Vete a una tienda de música y compra el comodín musical, el rey de reyes, el Goliath de dos palmos y medio... cómprate un ukelele. Es más barato, más pequeño y tiene menos cuerdas que una guitarra. Quedan pocos días para San Valentín, así que manos a la obra.
Ya tienes el instrumento entre tus manos, el bolígrafo descansando en tu oreja y el papel en blanco frente a ti. Lo primero es tener claro a quién va a ir dirigida esta obra de arte: Ella.
Ella lo es todo en la canción. Si te encuentras ante una posible nueva conquista, debes evitar pistas muy claras, así que ni se te ocurra titularla con su nombre. Además, utiliza epítetos generales que puedas aplicar a mujeres sucesivas (nunca se sabe). Que rule hasta que aciertes con la destinataria. Versos tipo: Tu piel morena sobre la arena
, preciosa mía
o besos helados
nunca fallan. Son poesía de calle.
Todos los adjetivos son pocos, pero, sobre todo si eres de Madrid, de Albacete o de Fresnadillo de Sayago, no pongas acento del sur ni te comas palabras, que la balada pop es algo muy serio.

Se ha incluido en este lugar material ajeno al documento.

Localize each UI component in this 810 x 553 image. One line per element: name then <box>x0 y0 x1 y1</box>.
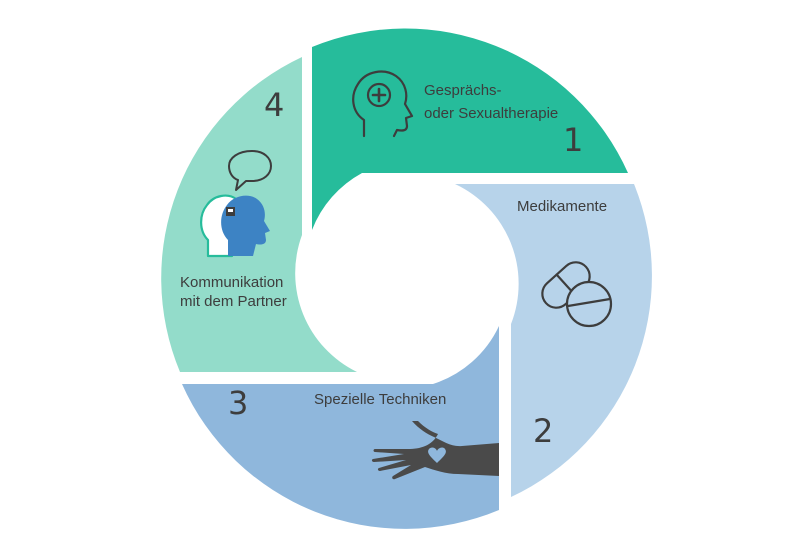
segment-4-number: 4 <box>264 86 284 124</box>
segment-3: 3 Spezielle Techniken <box>182 326 499 529</box>
segment-1-label-line2: oder Sexualtherapie <box>424 105 558 122</box>
segment-2-shape <box>455 184 652 497</box>
segment-1-label-line1: Gesprächs- <box>424 82 502 99</box>
segment-3-shape <box>182 326 499 529</box>
segment-1: Gesprächs- oder Sexualtherapie 1 <box>312 28 628 231</box>
segment-4: 4 Kommunikation mit dem Partner <box>161 57 357 372</box>
segment-2-number: 2 <box>533 412 553 450</box>
segment-3-number: 3 <box>228 384 248 422</box>
heads-speech-bubble-icon <box>200 150 272 258</box>
pills-icon <box>541 261 613 328</box>
segment-3-label: Spezielle Techniken <box>314 391 446 408</box>
segment-1-number: 1 <box>563 121 583 159</box>
segment-4-label-line1: Kommunikation <box>180 274 283 291</box>
hand-heart-icon <box>371 421 499 480</box>
segment-2: Medikamente 2 <box>455 184 652 497</box>
head-medical-cross-icon <box>352 70 414 138</box>
segment-4-label-line2: mit dem Partner <box>180 293 287 310</box>
segment-1-shape <box>312 28 628 231</box>
segment-2-label: Medikamente <box>517 198 607 215</box>
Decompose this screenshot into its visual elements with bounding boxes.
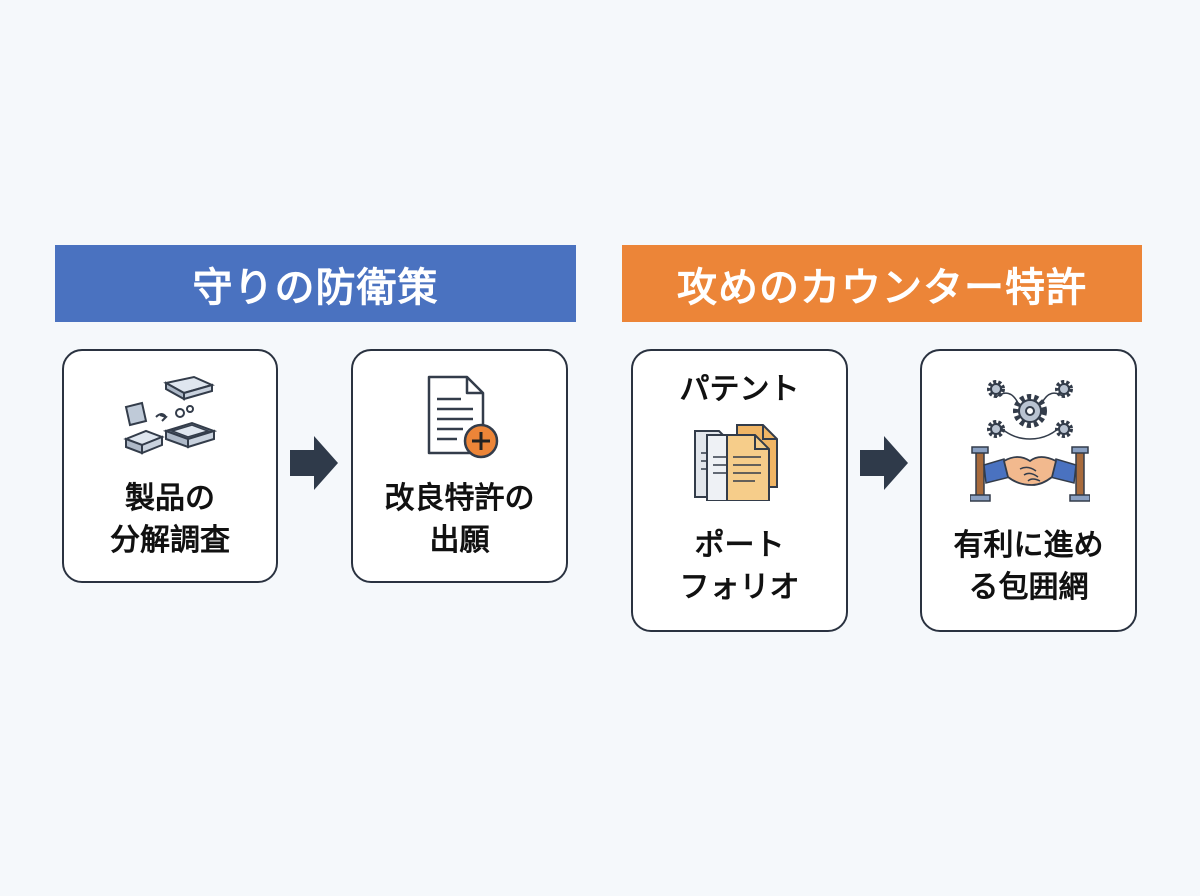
disassembly-icon	[123, 375, 218, 455]
step-label-line2: フォリオ	[679, 570, 800, 605]
step-improvement-patent: 改良特許の 出願	[351, 349, 568, 583]
step-patent-portfolio: パテント ポート フォリオ	[631, 349, 848, 632]
defense-title: 守りの防衛策	[192, 264, 439, 311]
documents-stack-icon	[694, 424, 778, 501]
step-label-line2: 分解調査	[110, 523, 230, 558]
step-label-line1: 改良特許の	[384, 481, 535, 516]
handshake-gears-icon	[970, 380, 1090, 502]
step-label-top: パテント	[679, 372, 800, 407]
arrow-right-icon	[290, 436, 338, 490]
document-add-icon	[427, 375, 499, 459]
arrow-right-icon	[860, 436, 908, 490]
step-label-line2: 出願	[429, 523, 490, 558]
offense-title: 攻めのカウンター特許	[677, 264, 1087, 311]
step-label-line1: 製品の	[125, 481, 215, 516]
defense-banner: 守りの防衛策	[55, 245, 576, 322]
step-label-line2: る包囲網	[968, 570, 1089, 605]
offense-banner: 攻めのカウンター特許	[622, 245, 1142, 322]
step-product-teardown: 製品の 分解調査	[62, 349, 278, 583]
step-label-line1: ポート	[694, 528, 785, 563]
step-label-line1: 有利に進め	[953, 528, 1104, 563]
step-encirclement: 有利に進め る包囲網	[920, 349, 1137, 632]
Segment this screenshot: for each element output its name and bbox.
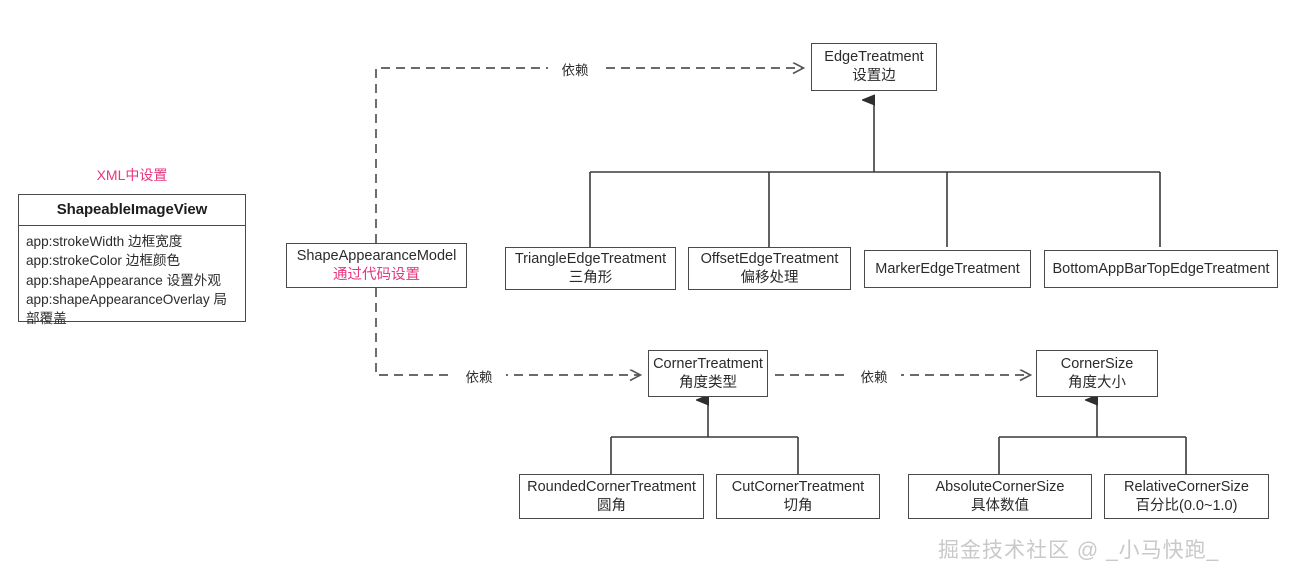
edge-label-dependency-cornersize: 依赖 xyxy=(847,366,901,386)
node-markeredgetreatment: MarkerEdgeTreatment xyxy=(864,250,1031,288)
node-relativecornersize: RelativeCornerSize 百分比(0.0~1.0) xyxy=(1104,474,1269,519)
node-cornersize-name: CornerSize xyxy=(1060,355,1134,372)
node-markeredgetreatment-name: MarkerEdgeTreatment xyxy=(875,260,1020,277)
node-roundedcornertreatment: RoundedCornerTreatment 圆角 xyxy=(519,474,704,519)
node-triangleedgetreatment-name: TriangleEdgeTreatment xyxy=(514,250,667,267)
node-absolutecornersize-subtitle: 具体数值 xyxy=(971,497,1029,514)
node-triangleedgetreatment: TriangleEdgeTreatment 三角形 xyxy=(505,247,676,290)
node-cornertreatment: CornerTreatment 角度类型 xyxy=(648,350,768,397)
inheritance-corner-treatment xyxy=(610,400,799,474)
class-card-attributes: app:strokeWidth 边框宽度 app:strokeColor 边框颜… xyxy=(19,226,245,335)
node-bottomappbartopedgetreatment-name: BottomAppBarTopEdgeTreatment xyxy=(1052,260,1270,277)
class-attribute-strokecolor: app:strokeColor 边框颜色 xyxy=(26,253,181,269)
node-offsetedgetreatment: OffsetEdgeTreatment 偏移处理 xyxy=(688,247,851,290)
class-attribute-shapeappearanceoverlay: app:shapeAppearanceOverlay 局部覆盖 xyxy=(26,291,228,327)
node-cornersize: CornerSize 角度大小 xyxy=(1036,350,1158,397)
node-cornertreatment-subtitle: 角度类型 xyxy=(679,374,737,391)
node-cutcornertreatment-name: CutCornerTreatment xyxy=(731,478,865,495)
watermark-text: 掘金技术社区 @ _小马快跑_ xyxy=(938,539,1220,562)
node-roundedcornertreatment-name: RoundedCornerTreatment xyxy=(527,478,696,495)
class-card-title: ShapeableImageView xyxy=(19,195,245,226)
node-absolutecornersize: AbsoluteCornerSize 具体数值 xyxy=(908,474,1092,519)
node-edgetreatment-name: EdgeTreatment xyxy=(824,49,924,66)
class-attribute-strokewidth: app:strokeWidth 边框宽度 xyxy=(26,234,183,249)
node-relativecornersize-name: RelativeCornerSize xyxy=(1124,478,1249,495)
node-offsetedgetreatment-name: OffsetEdgeTreatment xyxy=(700,250,839,267)
dependency-corner-treatment xyxy=(375,288,640,375)
class-card-shapeableimageview: ShapeableImageView app:strokeWidth 边框宽度 … xyxy=(18,194,246,326)
inheritance-corner-size xyxy=(998,400,1187,474)
node-edgetreatment-subtitle: 设置边 xyxy=(852,68,896,84)
edge-label-dependency-top: 依赖 xyxy=(548,59,602,79)
node-cutcornertreatment-subtitle: 切角 xyxy=(783,497,813,514)
node-absolutecornersize-name: AbsoluteCornerSize xyxy=(935,478,1065,495)
edge-label-dependency-corner: 依赖 xyxy=(452,366,506,386)
node-shapeappearancemodel-name: ShapeAppearanceModel xyxy=(296,247,457,264)
dependency-edge-treatment xyxy=(375,68,803,243)
node-cornersize-subtitle: 角度大小 xyxy=(1068,374,1126,391)
xml-setting-caption: XML中设置 xyxy=(96,167,168,183)
node-shapeappearancemodel-subtitle: 通过代码设置 xyxy=(333,266,420,283)
inheritance-edge-treatment xyxy=(589,100,1161,247)
node-triangleedgetreatment-subtitle: 三角形 xyxy=(568,269,613,286)
node-relativecornersize-subtitle: 百分比(0.0~1.0) xyxy=(1135,497,1238,514)
node-offsetedgetreatment-subtitle: 偏移处理 xyxy=(740,269,799,286)
node-roundedcornertreatment-subtitle: 圆角 xyxy=(597,497,626,514)
node-bottomappbartopedgetreatment: BottomAppBarTopEdgeTreatment xyxy=(1044,250,1278,288)
node-edgetreatment: EdgeTreatment 设置边 xyxy=(811,43,937,91)
node-cutcornertreatment: CutCornerTreatment 切角 xyxy=(716,474,880,519)
node-cornertreatment-name: CornerTreatment xyxy=(653,355,763,372)
node-shapeappearancemodel: ShapeAppearanceModel 通过代码设置 xyxy=(286,243,467,288)
class-attribute-shapeappearance: app:shapeAppearance 设置外观 xyxy=(26,272,221,288)
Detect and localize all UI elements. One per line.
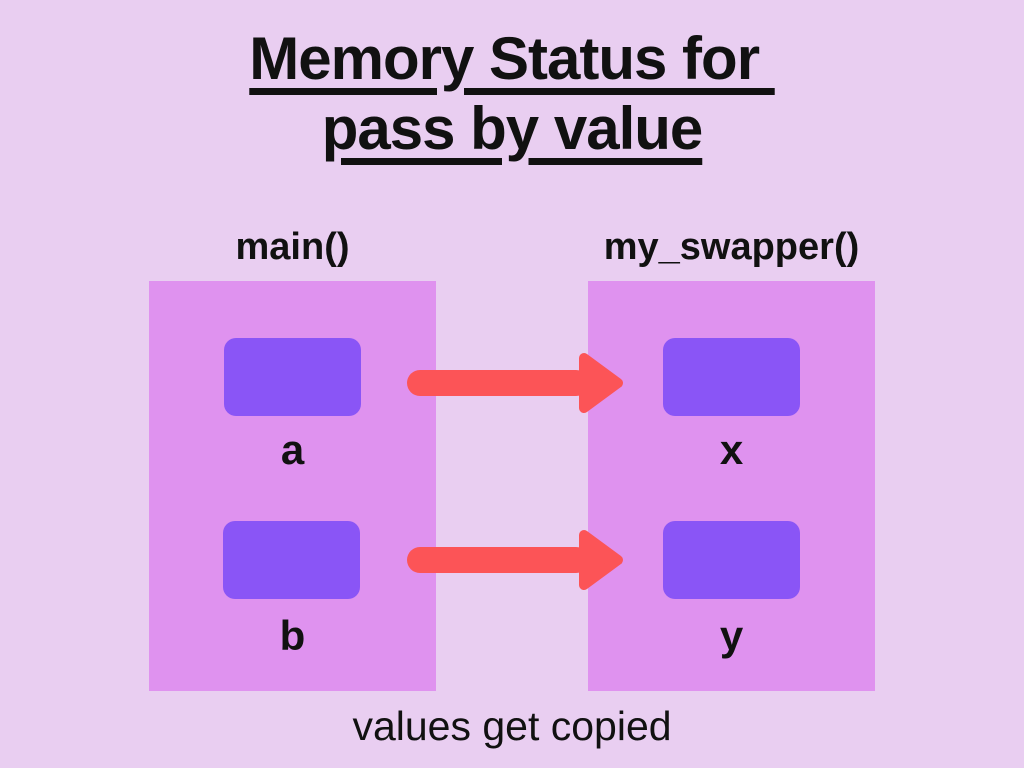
value-box-y — [663, 521, 800, 599]
variable-label-a: a — [280, 426, 305, 473]
variable-label-y: y — [719, 612, 744, 659]
variable-label-b: b — [279, 612, 306, 659]
function-name-my-swapper: my_swapper() — [603, 226, 860, 268]
copy-arrow-b-to-y-icon — [407, 530, 623, 590]
function-name-main: main() — [235, 226, 350, 268]
diagram-title: Memory Status for pass by value — [0, 24, 1024, 164]
variable-label-x: x — [719, 426, 744, 473]
value-box-a — [224, 338, 361, 416]
title-line-1: Memory Status for — [249, 25, 775, 92]
title-line-2: pass by value — [321, 95, 704, 162]
copy-arrow-a-to-x-icon — [407, 353, 623, 413]
value-box-x — [663, 338, 800, 416]
value-box-b — [223, 521, 360, 599]
caption-values-get-copied: values get copied — [352, 703, 672, 749]
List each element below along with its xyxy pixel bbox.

"Para qué me curaste cuando estaba Herío,
si hoy me dejas de nuevo el corazón Partío"
A eso me refiero.
Si, por lo contrario, la canción es para alguien que te ha roto el corazón y ya has intentado recuperar por todos los medios (mensajes en el cielo incluidos), no sé qué te hace pensar que tras escuchar tu canción caerá rendida en tus brazos. Aún así, deja claro que la canción Es Ella.